Le contrôle d’accès défectueux est une faille où le logiciel confirme qui vous êtes, mais ne vérifie pas ce à quoi vous avez le droit d’accéder. Quelqu’un change un identifiant ou envoie une action que l’application ne restreint jamais, et le serveur obéit. Elle arrive en tête de l’OWASP Top 10 parce que presque toutes les bases de code portent une version de cette vulnérabilité de contrôle d’accès défectueux. Le problème touche aussi bien les petits sites que les grandes plateformes.

Qu’est-ce qu’une Vulnérabilité de Contrôle d’Accès Défectueux ?

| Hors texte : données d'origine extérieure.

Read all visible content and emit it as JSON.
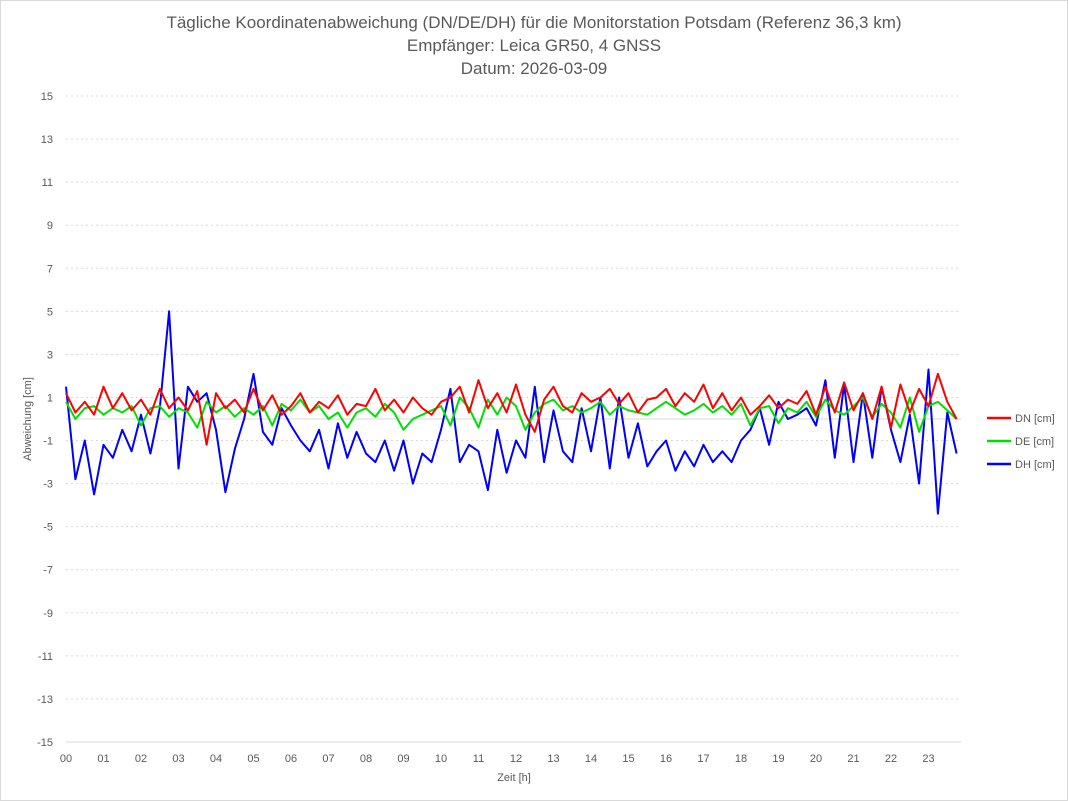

Imaginez un vestiaire qui rend n’importe quel objet à quiconque détient un ticket, sans vérifier le numéro. Une vulnérabilité de contrôle d’accès défectueux fonctionne de la même façon. Le système confirme que vous êtes un utilisateur valide. Puis il saute l’étape qui vérifie que l’enregistrement, la commande ou la réservation que vous touchez vous appartient réellement.

Comment Prévenir le Contrôle d’Accès Défectueux ?

Vous prévenez le contrôle d’accès défectueux en appliquant l’autorisation côté serveur pour chaque requête, pas dans l’interface, où elle est facile à contourner. Refusez par défaut, puis accordez l’accès par rôle et par enregistrement. Confirmez à chaque requête que l’élément appartient bien à l’utilisateur qui le demande. Testez ensuite ces règles avec des vérifications négatives et d’API afin qu’elles ne puissent pas régresser silencieusement.

Comment Trouver les Vulnérabilités de Contrôle d’Accès Défectueux Avant les Attaquants ?

La méthode fiable consiste à chercher délibérément plutôt qu’à espérer. Un test de pénétration sonde votre produit comme le ferait un attaquant et relie les points faibles pour former une véritable brèche. Les vérifications d’API et négatives confirment qu’une requête échoue lorsque le mauvais utilisateur la fait. Exécutez-les régulièrement, car les nouvelles fonctionnalités rouvrent sans cesse discrètement d’anciennes failles de contrôle d’accès défectueux.

Qu’est-ce que la Remédiation du Contrôle d’Accès Défectueux ?

La remédiation est ce que vous faites une fois qu’une vulnérabilité de contrôle d’accès défectueux est confirmée. Délimitez d’abord son périmètre : la même faille touche souvent plusieurs requêtes, pas seulement celle signalée. Ajoutez la vérification de propriété manquante côté serveur, puis confirmez le correctif avec l’appel exact qui l’a révélée. Enfin, écrivez un test de régression pour que la correction tienne à mesure que le produit évolue.